I wept like a child when I heard that song [in the church]. Thank God for the dim-lit pews. No one saw my tears. Why did the tears? It seemed the cry came from some place deep in me. It was 1994, and I just chose to believe in Jesus Christ as Lord and Savior. When Jesus found me, I was still searching – to find my “self.” In reflection, I recognized “denial” – a psychological defense mechanism at work in my life. Denial involves a refusal to accept reality, thus blocking external events from awareness. If the situation is just too much to handle, we respond by refusing to identify it or denying that it exists. The way the mind works fascinated me. I found something that was of great interest to me. I had so many questions. It was never in the plan. C.S. Lewis said something about dreams… I’m paraphrasing, “…you are never too old to set another goal or to dream a new dream… only to find that you are His dream.” I began to talk with God as I used to talk with my father as a child. I found my place of belonging that made all the difference. It felt safe. I found that I could asked as many questions without being told to shut up. I found answers and then some. I’m still asking questions.

Belonging is an essential human need. Like the need for food and shelter. No wonder sibling rivalry is in every family, even within the family of God – within the church. We all need to belong. When we do not know our “true self” we fight to belong. What we are looking for is not outside of us. It is in us!

It took many years for me to accept myself, warts and all. When my father died, I felt that I stopped being a daughter. I’ve always felt like someone on the outside looking in (self-rejection) which muddled up my relationships with people. I lived in fear or being “not good enough to be in” the circle. I lived in shame for being a nobody’s child. No wonder I became an over-achiever. I can be very over analytical that always put me in that fork on the road where I feel stuck. As God would have it, I took the road less travelled like Robert Frost. I’m glad I did.

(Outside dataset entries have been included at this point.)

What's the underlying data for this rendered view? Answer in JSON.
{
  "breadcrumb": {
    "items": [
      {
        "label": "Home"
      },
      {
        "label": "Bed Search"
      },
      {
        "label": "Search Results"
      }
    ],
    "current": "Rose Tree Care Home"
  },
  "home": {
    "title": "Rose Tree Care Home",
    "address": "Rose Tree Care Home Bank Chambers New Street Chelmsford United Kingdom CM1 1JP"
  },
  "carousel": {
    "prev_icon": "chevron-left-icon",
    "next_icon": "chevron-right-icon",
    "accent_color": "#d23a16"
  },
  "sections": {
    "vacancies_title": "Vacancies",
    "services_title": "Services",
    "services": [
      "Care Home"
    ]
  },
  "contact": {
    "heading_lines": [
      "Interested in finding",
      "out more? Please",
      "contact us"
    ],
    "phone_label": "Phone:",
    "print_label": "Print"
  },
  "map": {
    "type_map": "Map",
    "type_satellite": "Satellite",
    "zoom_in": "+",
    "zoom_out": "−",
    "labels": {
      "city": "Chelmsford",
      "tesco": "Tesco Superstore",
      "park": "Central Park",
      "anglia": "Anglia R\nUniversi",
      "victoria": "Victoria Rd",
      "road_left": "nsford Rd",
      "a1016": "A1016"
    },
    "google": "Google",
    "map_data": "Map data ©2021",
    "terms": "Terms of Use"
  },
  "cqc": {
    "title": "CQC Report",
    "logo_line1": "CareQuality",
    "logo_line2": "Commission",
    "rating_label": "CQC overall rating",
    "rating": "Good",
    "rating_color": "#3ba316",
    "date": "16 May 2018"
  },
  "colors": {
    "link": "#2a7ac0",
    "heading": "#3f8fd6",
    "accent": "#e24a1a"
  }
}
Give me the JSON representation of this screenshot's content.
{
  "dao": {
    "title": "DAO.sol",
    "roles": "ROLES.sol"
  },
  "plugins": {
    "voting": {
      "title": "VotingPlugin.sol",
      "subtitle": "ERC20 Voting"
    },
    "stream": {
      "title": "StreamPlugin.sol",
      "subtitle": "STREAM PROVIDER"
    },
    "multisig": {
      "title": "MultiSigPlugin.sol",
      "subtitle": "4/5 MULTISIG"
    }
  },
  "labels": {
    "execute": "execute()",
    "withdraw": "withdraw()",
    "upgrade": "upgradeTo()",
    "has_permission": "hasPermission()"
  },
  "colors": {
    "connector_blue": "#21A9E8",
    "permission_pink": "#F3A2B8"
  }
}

You and I belong to the God of the Universe. The God who made all the stars that lit up the dark sky at night, and all the planets swirling about in our solar system in our galaxy, the Milky Way. He made the Jupiter and placed it strategically with such power, like a vacuum cleaner in space, keeping all the debris, like meteorites, from destroying our planet- Earth. He made beautiful roses with fragrance so sweet. yet we don’t how he thought of it. Knowing the unknown – the mystery of beauty and truth. Knowing, believing and living the truth don’t happen overnight in the mind. It is a journey to the heart.